The man across from her was still frightening, even crumpled in sleep. His face had slackened but the puckered scar had still not smoothed, and the light moving over it made him seem awake. My age more than twice over. Where will I be, when I'm his age? Sansa thought of Ser Dontos for a moment, and realized with a pang who she would've chosen, had she been given a choice. She watched the firelight on his face and thought of the story he'd told her, back there in the dark, on the way to her room. She'd promised never to tell, and she wouldn't; he'd handed over his dignity with that story, and he'd not meant to tell it at all, she was sure.
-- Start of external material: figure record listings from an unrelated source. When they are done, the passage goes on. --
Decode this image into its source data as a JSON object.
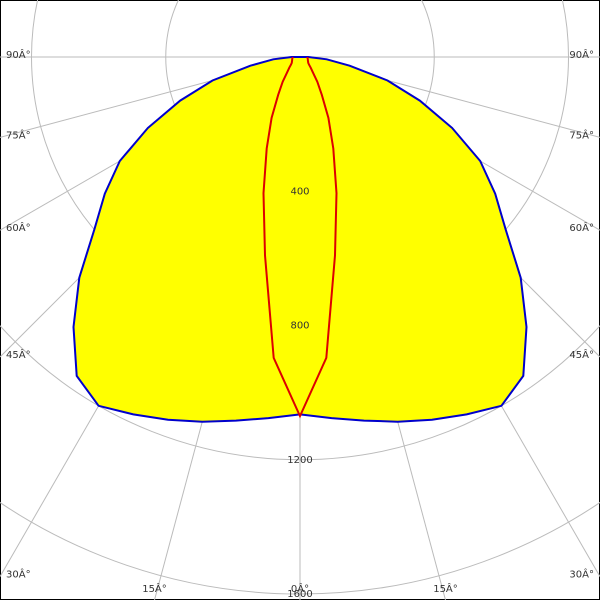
{
  "chart_data": {
    "type": "polar",
    "x": [
      -90,
      -85,
      -80,
      -75,
      -70,
      -65,
      -60,
      -55,
      -50,
      -45,
      -40,
      -35,
      -30,
      -25,
      -20,
      -15,
      -10,
      -5,
      0,
      5,
      10,
      15,
      20,
      25,
      30,
      35,
      40,
      45,
      50,
      55,
      60,
      65,
      70,
      75,
      80,
      85,
      90
    ],
    "series": [
      {
        "color": "#0000cc",
        "fill": "#ffff00",
        "values": [
          25,
          80,
          150,
          270,
          380,
          500,
          620,
          710,
          800,
          930,
          1050,
          1160,
          1200,
          1175,
          1150,
          1125,
          1100,
          1080,
          1065,
          1080,
          1100,
          1125,
          1150,
          1175,
          1200,
          1160,
          1050,
          930,
          800,
          710,
          620,
          500,
          380,
          270,
          150,
          80,
          25
        ]
      },
      {
        "color": "#dd0000",
        "values": [
          22,
          22,
          23,
          24,
          25,
          26,
          28,
          30,
          35,
          45,
          60,
          90,
          130,
          200,
          290,
          420,
          600,
          900,
          1070,
          900,
          600,
          420,
          290,
          200,
          130,
          90,
          60,
          45,
          35,
          30,
          28,
          26,
          25,
          24,
          23,
          22,
          22
        ]
      }
    ],
    "xticks": [
      {
        "value": -90,
        "label": "90Â°"
      },
      {
        "value": -75,
        "label": "75Â°"
      },
      {
        "value": -60,
        "label": "60Â°"
      },
      {
        "value": -45,
        "label": "45Â°"
      },
      {
        "value": -30,
        "label": "30Â°"
      },
      {
        "value": -15,
        "label": "15Â°"
      },
      {
        "value": 0,
        "label": "0Â°"
      },
      {
        "value": 15,
        "label": "15Â°"
      },
      {
        "value": 30,
        "label": "30Â°"
      },
      {
        "value": 45,
        "label": "45Â°"
      },
      {
        "value": 60,
        "label": "60Â°"
      },
      {
        "value": 75,
        "label": "75Â°"
      },
      {
        "value": 90,
        "label": "90Â°"
      }
    ],
    "rlim": [
      0,
      1600
    ],
    "rticks": [
      400,
      800,
      1200,
      1600
    ]
  }
}
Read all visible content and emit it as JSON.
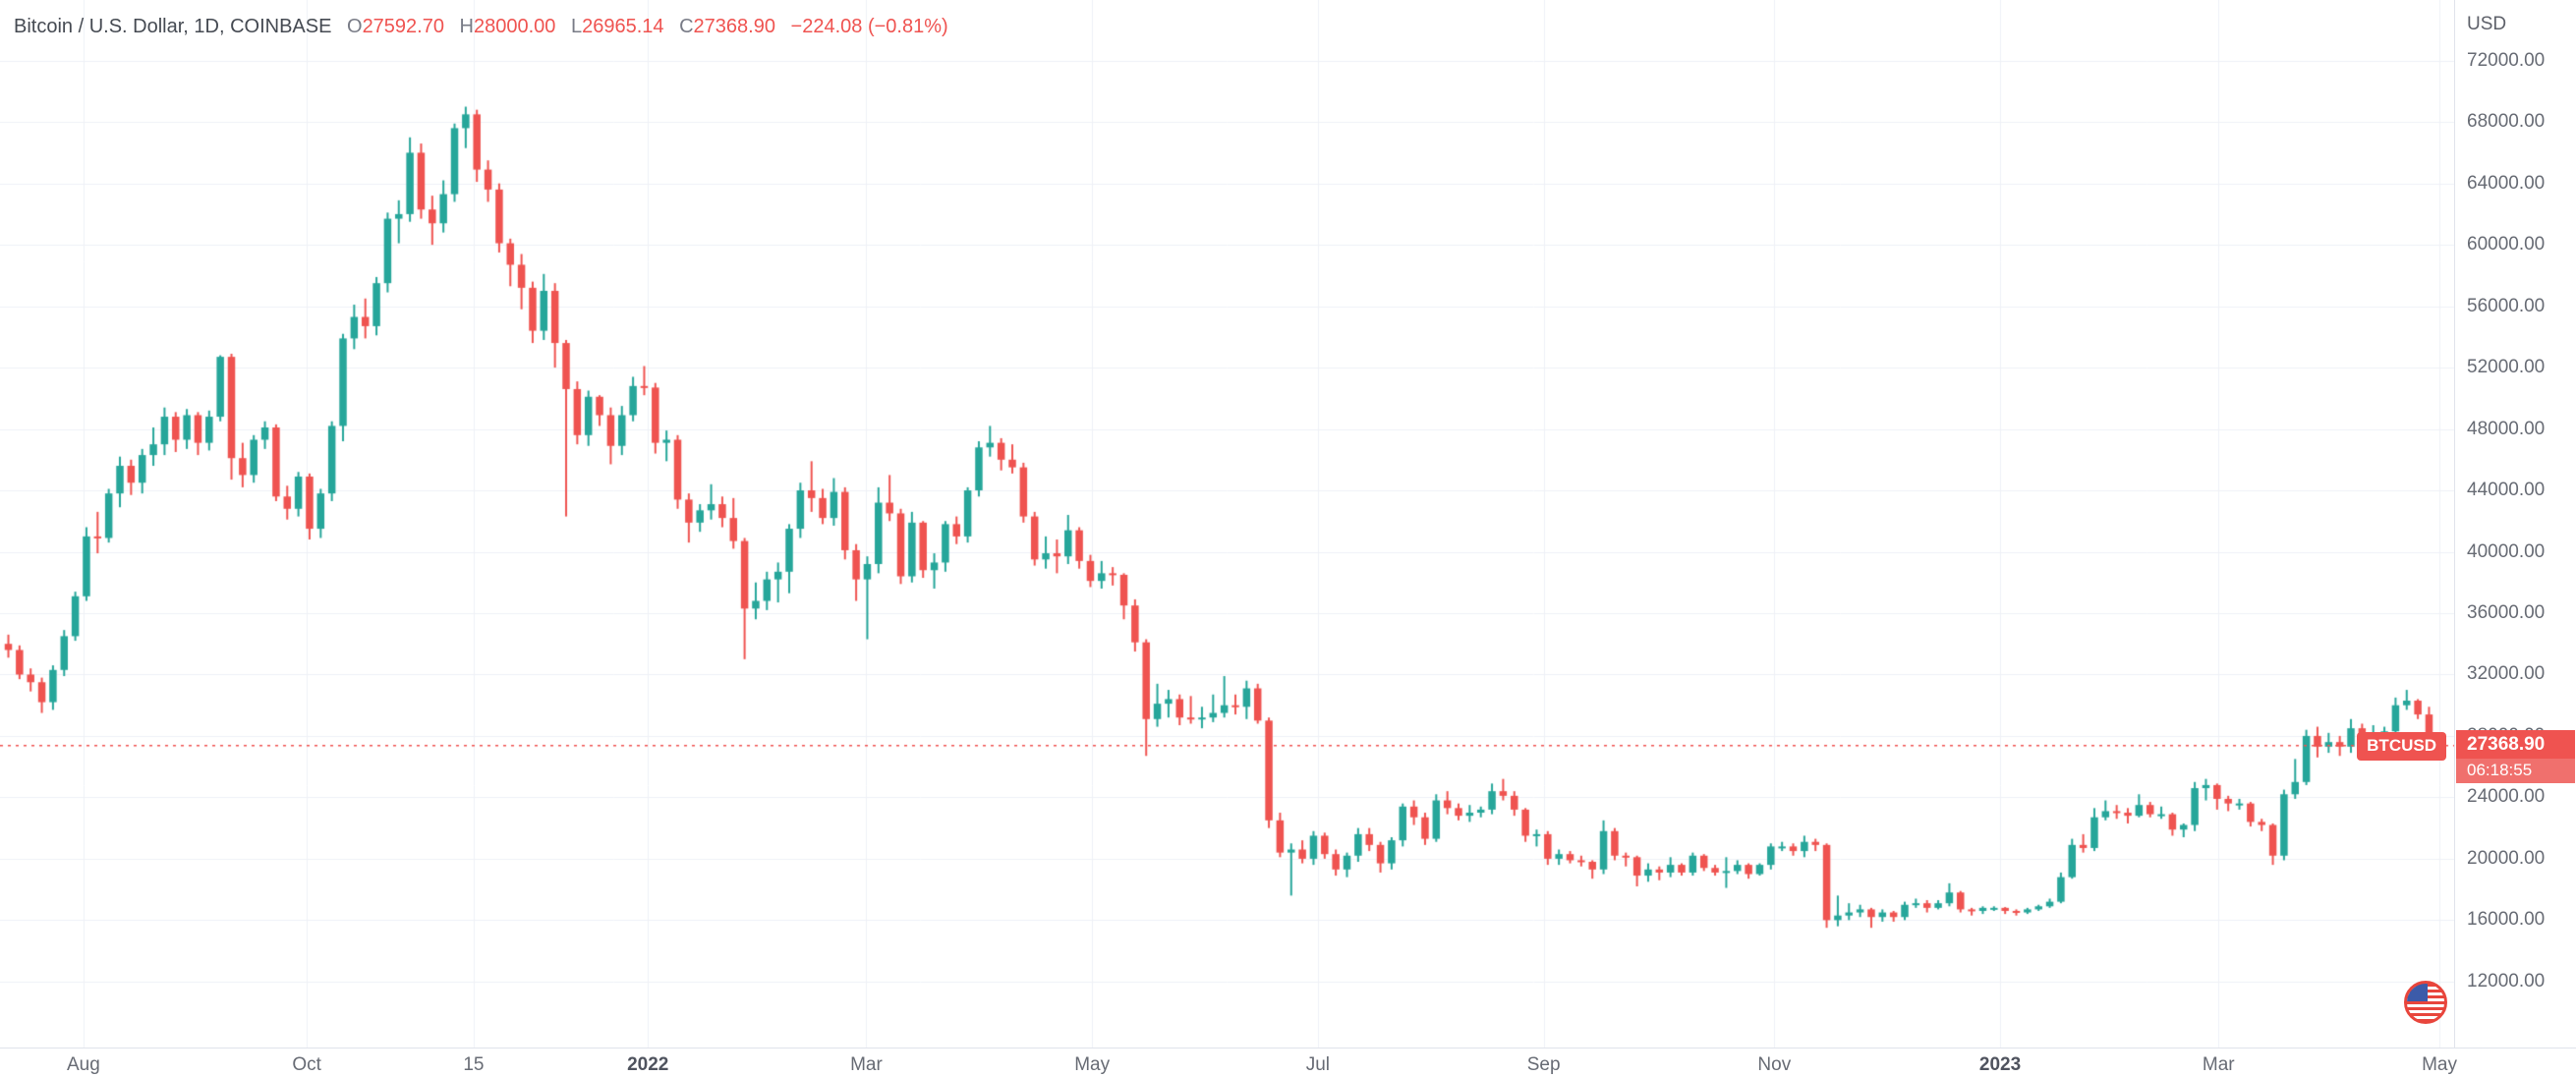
{
  "header": {
    "symbol_title": "Bitcoin / U.S. Dollar, 1D, COINBASE",
    "ohlc": {
      "o_label": "O",
      "o_value": "27592.70",
      "h_label": "H",
      "h_value": "28000.00",
      "l_label": "L",
      "l_value": "26965.14",
      "c_label": "C",
      "c_value": "27368.90",
      "change": "−224.08 (−0.81%)"
    }
  },
  "price_axis": {
    "title": "USD",
    "price_tag": {
      "price": "27368.90",
      "countdown": "06:18:55"
    }
  },
  "plot": {
    "symbol_pill": "BTCUSD"
  },
  "icons": {
    "bottom_right_event": "us-flag-icon"
  },
  "colors": {
    "up": "#26a69a",
    "down": "#ef5350",
    "accent": "#ef5350",
    "grid": "#eef1f7",
    "axis_text": "#676b74"
  },
  "chart_data": {
    "type": "candlestick",
    "title": "Bitcoin / U.S. Dollar, 1D, COINBASE",
    "symbol": "BTCUSD",
    "exchange": "COINBASE",
    "interval": "1D",
    "currency": "USD",
    "last": {
      "open": 27592.7,
      "high": 28000.0,
      "low": 26965.14,
      "close": 27368.9,
      "change": -224.08,
      "change_pct": -0.81
    },
    "y_axis": {
      "price_at_top": 75950,
      "price_at_bottom": 7700,
      "ticks": [
        72000,
        68000,
        64000,
        60000,
        56000,
        52000,
        48000,
        44000,
        40000,
        36000,
        32000,
        28000,
        24000,
        20000,
        16000,
        12000
      ]
    },
    "x_ticks": [
      {
        "label": "Aug",
        "pos": 0.034
      },
      {
        "label": "Oct",
        "pos": 0.125
      },
      {
        "label": "15",
        "pos": 0.193
      },
      {
        "label": "2022",
        "pos": 0.264,
        "year": true
      },
      {
        "label": "Mar",
        "pos": 0.353
      },
      {
        "label": "May",
        "pos": 0.445
      },
      {
        "label": "Jul",
        "pos": 0.537
      },
      {
        "label": "Sep",
        "pos": 0.629
      },
      {
        "label": "Nov",
        "pos": 0.723
      },
      {
        "label": "2023",
        "pos": 0.815,
        "year": true
      },
      {
        "label": "Mar",
        "pos": 0.904
      },
      {
        "label": "May",
        "pos": 0.994
      }
    ],
    "x_range": {
      "start": "Jul 2021",
      "end": "May 2023"
    },
    "candles": [
      [
        34000,
        34600,
        33100,
        33600
      ],
      [
        33600,
        33900,
        31700,
        32000
      ],
      [
        32000,
        32400,
        30900,
        31500
      ],
      [
        31500,
        31800,
        29500,
        30200
      ],
      [
        30200,
        32600,
        29700,
        32300
      ],
      [
        32300,
        34900,
        31900,
        34500
      ],
      [
        34500,
        37400,
        34200,
        37100
      ],
      [
        37100,
        41600,
        36800,
        41000
      ],
      [
        41000,
        42600,
        39900,
        40900
      ],
      [
        40900,
        44100,
        40600,
        43800
      ],
      [
        43800,
        46200,
        42900,
        45600
      ],
      [
        45600,
        46000,
        43700,
        44500
      ],
      [
        44500,
        46700,
        43800,
        46300
      ],
      [
        46300,
        48100,
        45600,
        47000
      ],
      [
        47000,
        49400,
        46300,
        48800
      ],
      [
        48800,
        49100,
        46500,
        47300
      ],
      [
        47300,
        49300,
        46700,
        48900
      ],
      [
        48900,
        49100,
        46300,
        47100
      ],
      [
        47100,
        49200,
        46600,
        48800
      ],
      [
        48800,
        52800,
        48500,
        52700
      ],
      [
        52700,
        52900,
        44700,
        46100
      ],
      [
        46100,
        47100,
        44200,
        45000
      ],
      [
        45000,
        47600,
        44500,
        47300
      ],
      [
        47300,
        48500,
        46700,
        48100
      ],
      [
        48100,
        48300,
        43300,
        43600
      ],
      [
        43600,
        44300,
        42100,
        42800
      ],
      [
        42800,
        45200,
        42300,
        44900
      ],
      [
        44900,
        45100,
        40800,
        41500
      ],
      [
        41500,
        44100,
        40900,
        43800
      ],
      [
        43800,
        48500,
        43300,
        48200
      ],
      [
        48200,
        54200,
        47200,
        53900
      ],
      [
        53900,
        56100,
        53200,
        55300
      ],
      [
        55300,
        56500,
        53900,
        54700
      ],
      [
        54700,
        57900,
        54100,
        57500
      ],
      [
        57500,
        62100,
        56900,
        61700
      ],
      [
        61700,
        62900,
        60100,
        62000
      ],
      [
        62000,
        67000,
        61500,
        66000
      ],
      [
        66000,
        66600,
        61700,
        62300
      ],
      [
        62300,
        63200,
        60000,
        61400
      ],
      [
        61400,
        64200,
        60800,
        63300
      ],
      [
        63300,
        67900,
        62800,
        67600
      ],
      [
        67600,
        69000,
        66300,
        68500
      ],
      [
        68500,
        68800,
        64100,
        64900
      ],
      [
        64900,
        65500,
        62800,
        63600
      ],
      [
        63600,
        64000,
        59500,
        60100
      ],
      [
        60100,
        60400,
        57300,
        58700
      ],
      [
        58700,
        59400,
        55800,
        57200
      ],
      [
        57200,
        57600,
        53600,
        54400
      ],
      [
        54400,
        58100,
        53800,
        57000
      ],
      [
        57000,
        57500,
        52000,
        53600
      ],
      [
        53600,
        53800,
        42300,
        50600
      ],
      [
        50600,
        51100,
        47000,
        47600
      ],
      [
        47600,
        50500,
        46900,
        50100
      ],
      [
        50100,
        50200,
        48200,
        48900
      ],
      [
        48900,
        49400,
        45700,
        46900
      ],
      [
        46900,
        49500,
        46300,
        48900
      ],
      [
        48900,
        51400,
        48500,
        50800
      ],
      [
        50800,
        52100,
        50200,
        50700
      ],
      [
        50700,
        51000,
        46400,
        47100
      ],
      [
        47100,
        47900,
        45900,
        47300
      ],
      [
        47300,
        47600,
        42800,
        43400
      ],
      [
        43400,
        43800,
        40600,
        41900
      ],
      [
        41900,
        43100,
        41300,
        42700
      ],
      [
        42700,
        44400,
        42100,
        43100
      ],
      [
        43100,
        43600,
        41600,
        42200
      ],
      [
        42200,
        43500,
        40200,
        40700
      ],
      [
        40700,
        40900,
        33000,
        36300
      ],
      [
        36300,
        38000,
        35600,
        36800
      ],
      [
        36800,
        38700,
        36200,
        38200
      ],
      [
        38200,
        39300,
        36700,
        38700
      ],
      [
        38700,
        41800,
        37300,
        41500
      ],
      [
        41500,
        44500,
        40900,
        44000
      ],
      [
        44000,
        45900,
        42600,
        43500
      ],
      [
        43500,
        44100,
        41800,
        42200
      ],
      [
        42200,
        44800,
        41700,
        43900
      ],
      [
        43900,
        44200,
        39500,
        40100
      ],
      [
        40100,
        40500,
        36800,
        38200
      ],
      [
        38200,
        39700,
        34300,
        39200
      ],
      [
        39200,
        44200,
        38600,
        43200
      ],
      [
        43200,
        45000,
        42000,
        42500
      ],
      [
        42500,
        42800,
        37900,
        38400
      ],
      [
        38400,
        42600,
        38000,
        41900
      ],
      [
        41900,
        42000,
        38300,
        38800
      ],
      [
        38800,
        39900,
        37600,
        39300
      ],
      [
        39300,
        42000,
        38700,
        41800
      ],
      [
        41800,
        42300,
        40500,
        41000
      ],
      [
        41000,
        44200,
        40600,
        44000
      ],
      [
        44000,
        47200,
        43600,
        46800
      ],
      [
        46800,
        48200,
        46200,
        47100
      ],
      [
        47100,
        47400,
        45300,
        46000
      ],
      [
        46000,
        47000,
        45100,
        45500
      ],
      [
        45500,
        45800,
        41900,
        42300
      ],
      [
        42300,
        42600,
        39100,
        39500
      ],
      [
        39500,
        41000,
        38900,
        39900
      ],
      [
        39900,
        40800,
        38600,
        39700
      ],
      [
        39700,
        42400,
        39200,
        41400
      ],
      [
        41400,
        41600,
        38900,
        39400
      ],
      [
        39400,
        39800,
        37700,
        38100
      ],
      [
        38100,
        39400,
        37600,
        38600
      ],
      [
        38600,
        39000,
        37800,
        38500
      ],
      [
        38500,
        38600,
        35600,
        36500
      ],
      [
        36500,
        36900,
        33500,
        34100
      ],
      [
        34100,
        34300,
        26700,
        29100
      ],
      [
        29100,
        31400,
        28600,
        30100
      ],
      [
        30100,
        31000,
        29200,
        30400
      ],
      [
        30400,
        30700,
        28700,
        29200
      ],
      [
        29200,
        30600,
        28800,
        29100
      ],
      [
        29100,
        29900,
        28500,
        29200
      ],
      [
        29200,
        30700,
        28900,
        29500
      ],
      [
        29500,
        31900,
        29200,
        30000
      ],
      [
        30000,
        30700,
        29400,
        29900
      ],
      [
        29900,
        31600,
        29100,
        31100
      ],
      [
        31100,
        31400,
        28800,
        29000
      ],
      [
        29000,
        29200,
        22000,
        22500
      ],
      [
        22500,
        23000,
        20100,
        20400
      ],
      [
        20400,
        21000,
        17600,
        20600
      ],
      [
        20600,
        21200,
        19700,
        20000
      ],
      [
        20000,
        21800,
        19600,
        21500
      ],
      [
        21500,
        21700,
        20000,
        20300
      ],
      [
        20300,
        20600,
        18900,
        19300
      ],
      [
        19300,
        20400,
        18800,
        20200
      ],
      [
        20200,
        22000,
        19800,
        21600
      ],
      [
        21600,
        22000,
        20500,
        20900
      ],
      [
        20900,
        21100,
        19100,
        19700
      ],
      [
        19700,
        21400,
        19300,
        21200
      ],
      [
        21200,
        23600,
        20800,
        23400
      ],
      [
        23400,
        23800,
        22200,
        22700
      ],
      [
        22700,
        23000,
        20900,
        21300
      ],
      [
        21300,
        24200,
        21100,
        23800
      ],
      [
        23800,
        24400,
        22900,
        23300
      ],
      [
        23300,
        23600,
        22500,
        22800
      ],
      [
        22800,
        23500,
        22400,
        23000
      ],
      [
        23000,
        23400,
        22700,
        23200
      ],
      [
        23200,
        24900,
        22900,
        24400
      ],
      [
        24400,
        25200,
        23800,
        24100
      ],
      [
        24100,
        24400,
        22800,
        23200
      ],
      [
        23200,
        23300,
        21100,
        21500
      ],
      [
        21500,
        21900,
        20800,
        21600
      ],
      [
        21600,
        21800,
        19600,
        20000
      ],
      [
        20000,
        20600,
        19600,
        20300
      ],
      [
        20300,
        20500,
        19700,
        19900
      ],
      [
        19900,
        20200,
        19500,
        19800
      ],
      [
        19800,
        19900,
        18700,
        19300
      ],
      [
        19300,
        22500,
        19000,
        21800
      ],
      [
        21800,
        22000,
        19900,
        20200
      ],
      [
        20200,
        20400,
        19500,
        20100
      ],
      [
        20100,
        20200,
        18200,
        18900
      ],
      [
        18900,
        19700,
        18500,
        19300
      ],
      [
        19300,
        19500,
        18600,
        19100
      ],
      [
        19100,
        20100,
        18800,
        19600
      ],
      [
        19600,
        19700,
        18900,
        19100
      ],
      [
        19100,
        20400,
        18900,
        20200
      ],
      [
        20200,
        20300,
        19200,
        19400
      ],
      [
        19400,
        19600,
        18900,
        19100
      ],
      [
        19100,
        20100,
        18100,
        19200
      ],
      [
        19200,
        19900,
        19000,
        19600
      ],
      [
        19600,
        19700,
        18700,
        19000
      ],
      [
        19000,
        19700,
        18900,
        19600
      ],
      [
        19600,
        21000,
        19300,
        20800
      ],
      [
        20800,
        21100,
        20500,
        20800
      ],
      [
        20800,
        21000,
        20200,
        20500
      ],
      [
        20500,
        21500,
        20100,
        21100
      ],
      [
        21100,
        21300,
        20500,
        20900
      ],
      [
        20900,
        21000,
        15500,
        16000
      ],
      [
        16000,
        17600,
        15600,
        16300
      ],
      [
        16300,
        17100,
        16000,
        16500
      ],
      [
        16500,
        17000,
        16200,
        16700
      ],
      [
        16700,
        16800,
        15500,
        16200
      ],
      [
        16200,
        16700,
        15900,
        16500
      ],
      [
        16500,
        16600,
        15900,
        16200
      ],
      [
        16200,
        17200,
        16000,
        17000
      ],
      [
        17000,
        17400,
        16800,
        17100
      ],
      [
        17100,
        17300,
        16500,
        16800
      ],
      [
        16800,
        17300,
        16700,
        17100
      ],
      [
        17100,
        18400,
        16900,
        17800
      ],
      [
        17800,
        17900,
        16500,
        16700
      ],
      [
        16700,
        16800,
        16300,
        16600
      ],
      [
        16600,
        16900,
        16400,
        16800
      ],
      [
        16800,
        16900,
        16600,
        16800
      ],
      [
        16800,
        16850,
        16400,
        16600
      ],
      [
        16600,
        16700,
        16300,
        16500
      ],
      [
        16500,
        16800,
        16400,
        16700
      ],
      [
        16700,
        17000,
        16600,
        16900
      ],
      [
        16900,
        17400,
        16800,
        17200
      ],
      [
        17200,
        19100,
        17100,
        18800
      ],
      [
        18800,
        21300,
        18700,
        20900
      ],
      [
        20900,
        21600,
        20400,
        20700
      ],
      [
        20700,
        23300,
        20500,
        22700
      ],
      [
        22700,
        23800,
        22500,
        23100
      ],
      [
        23100,
        23500,
        22600,
        23000
      ],
      [
        23000,
        23300,
        22300,
        22800
      ],
      [
        22800,
        24200,
        22700,
        23500
      ],
      [
        23500,
        23700,
        22700,
        22900
      ],
      [
        22900,
        23400,
        22600,
        22900
      ],
      [
        22900,
        23000,
        21500,
        21900
      ],
      [
        21900,
        22300,
        21400,
        22200
      ],
      [
        22200,
        25000,
        21800,
        24600
      ],
      [
        24600,
        25200,
        23800,
        24800
      ],
      [
        24800,
        24900,
        23200,
        23900
      ],
      [
        23900,
        24100,
        23100,
        23600
      ],
      [
        23600,
        23900,
        23200,
        23600
      ],
      [
        23600,
        23700,
        22100,
        22400
      ],
      [
        22400,
        22600,
        21800,
        22200
      ],
      [
        22200,
        22300,
        19600,
        20200
      ],
      [
        20200,
        24500,
        19900,
        24200
      ],
      [
        24200,
        26500,
        23900,
        25000
      ],
      [
        25000,
        28400,
        24800,
        28000
      ],
      [
        28000,
        28600,
        26600,
        27300
      ],
      [
        27300,
        28200,
        26900,
        27600
      ],
      [
        27600,
        28000,
        26700,
        27300
      ],
      [
        27300,
        29100,
        26900,
        28500
      ],
      [
        28500,
        28800,
        27200,
        27800
      ],
      [
        27800,
        28700,
        27400,
        28000
      ],
      [
        28000,
        28600,
        27700,
        28300
      ],
      [
        28300,
        30500,
        27900,
        30000
      ],
      [
        30000,
        31000,
        29700,
        30300
      ],
      [
        30300,
        30400,
        29100,
        29400
      ],
      [
        29400,
        29900,
        27200,
        27600
      ],
      [
        27592.7,
        28000,
        26965.14,
        27368.9
      ]
    ]
  }
}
She frowned at the sleeping man. He'll sell me, of course, but who shan't? My own father sold me to Robert, but it was Joffrey who paid him. The thought was blasphemous; she shut her eyes and kept them shut, and put her head against her knee. For a while she dreamt of her father, but it was the Hound's warm hand on her wrist that woke her, and after she'd stumbled over to her pallet, she didn't dream at all.